Hace
algún tiempo vivió un personaje sin duda peculiar. Por comodidad y respeto a su
identidad le llamaremos señor S. Peculiar, porque poseía dos inmensos poderes
que se complementaban. El primero y más extraño era su increíble capacidad para
prever y prevenir accidentes de tráfico. Suena extraño, pero en su presencia
los choques, atropellos o colisiones no ocurrían. Por ejemplo era posible que en un momento
determinado un coche estuviese moviéndose a gran velocidad y a escasos metros
de un peatón, en rumbo de colisión, pero si nuestro amigo estaba presente ocurrían cosas
inexplicables para la física clásica: el coche podía detenerse en seco justo
antes de atropellar a peatón o bien el propio viandante era empujado fuera de
la trayectoria del coche sin que nadie le tocase. Su segundo don es más bien
convencional, la ubiquidad: el señor S podía personarse en cualquier lugar del
mundo en cualquier momento con un poco de concentración.
Cuando
era joven todo el mundo atribuía estos poderes a la casualidad, pero pronto la
evidencia fue tan abrumadora que ni siquiera los más acérrimos defensores de la
física convencional pudieron negar la evidencia de sus poderes.
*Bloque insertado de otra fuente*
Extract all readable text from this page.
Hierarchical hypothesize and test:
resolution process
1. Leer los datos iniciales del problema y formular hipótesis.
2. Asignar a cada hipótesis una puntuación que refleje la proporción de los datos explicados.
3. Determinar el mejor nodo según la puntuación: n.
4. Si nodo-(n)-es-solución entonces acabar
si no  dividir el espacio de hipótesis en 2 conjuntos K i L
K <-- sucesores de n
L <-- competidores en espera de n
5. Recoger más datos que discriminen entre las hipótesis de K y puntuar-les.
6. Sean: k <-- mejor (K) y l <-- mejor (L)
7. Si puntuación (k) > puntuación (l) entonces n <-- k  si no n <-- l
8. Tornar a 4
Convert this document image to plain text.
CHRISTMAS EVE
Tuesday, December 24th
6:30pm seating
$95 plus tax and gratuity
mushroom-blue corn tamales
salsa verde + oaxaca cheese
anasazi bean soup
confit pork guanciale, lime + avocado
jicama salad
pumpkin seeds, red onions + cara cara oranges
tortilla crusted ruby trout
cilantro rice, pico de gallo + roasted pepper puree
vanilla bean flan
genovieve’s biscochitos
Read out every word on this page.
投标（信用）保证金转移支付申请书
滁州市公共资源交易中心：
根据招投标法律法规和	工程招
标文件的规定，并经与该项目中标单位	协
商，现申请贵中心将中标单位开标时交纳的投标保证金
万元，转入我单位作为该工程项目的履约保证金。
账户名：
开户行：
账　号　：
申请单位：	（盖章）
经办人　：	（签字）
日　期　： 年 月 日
Pronto el señor
S comenzó a utilizar sus dones para salvar innumerables vidas. Fue tal su
esfuerzo que en pocos días la reducción en las tasas de accidentes de tráfico locales
era patente. Y como podía moverse alrededor del globo, todo el mundo comenzó a disfrutar
de sus altruistas servicios. En pocos meses dominó totalmente sus poderes: cada
vez sentía más claramente donde iba a tener lugar el siguiente accidente de
tráfico y el tiempo que necesitaba para teleportarse era cada vez menor. Llegó
eventualmente un momento en el que el número de accidentes de tráfico cayó a
cero, en todo el mundo.
Fue
un momento feliz. Los conductores iban tan tranquilos como siempre, pero con la
seguridad de que nunca les pasaría nada. En miles de ciudades se levantaron
estatuas en honor al señor S, reconociendo su extraordinaria labor, aunque con
un número de coches cada vez mayor se le veía poco. De hecho si uno tenía suerte
apenas podía verle un par de segundos antes de que se teleportase a otra ubicación
para salvar otra vida.
Pasaron
varios años sin que la situación cambiase y la gente empezó a dar al señor S
por supuesto, como algo inamovible; una especie de ley de la naturaleza. Miles
de conferencias fueron impartidas por prestigiosos físicos tratando de elucidar
el misterio, cientos de aparatos colocados para medir campos y fuerzas en
lugares donde ocurrían los accidentes. Los científicos ya casi se habían dado
por vencidos. Intentaron que el señor S dejara su oficio por un tiempo, a fin
de examinarle; pero ningún gobierno u organización les apoyó sabiendo que les
inculparían directamente de cualquier muerte por accidentes de tráfico que se produjese en ese tiempo.
Pasados
más de 10 años desde el inicio de esta etapa dorada, el señor S anunció que iba a aparecer por
primera vez en televisión, para dar un comunicado. Miles de periodistas
solicitaron cubrir el evento, cadenas de todo el mundo pagaron sumas
astronómicas por tenerle en pantalla. La expectación era máxima, ¿habría
decidido desvelar el origen de sus poderes, o como actuaban? ¿Quizás anunciaba
que se casaba? ¿O querría unas vacaciones pagadas por el estado? Los rumores volaban. Las revistas de
cotilleos rastrearon cada centímetro cuadrado en busca de la supuesta novia del
héroe; los periódicos serios analizaron las consecuencias de unas vacaciones
del señor S y las declaraciones de tal o cual político sobre el tema, mientras
las revistas científicas se apresuraban a publicar las últimas investigaciones
con respecto a sus poderes.
Cuando
apareció en las pantallas de todo el mundo, nadie pudo reconocerlo. No se parecía
en nada al joven muchacho que reflejaban las estatuas de bronce de los parques
y plazas o a las fotografías de los libros de historia. Su piel era grisácea,
arrugada y retraída, tal que se le veían los dientes aunque cerrase la boca.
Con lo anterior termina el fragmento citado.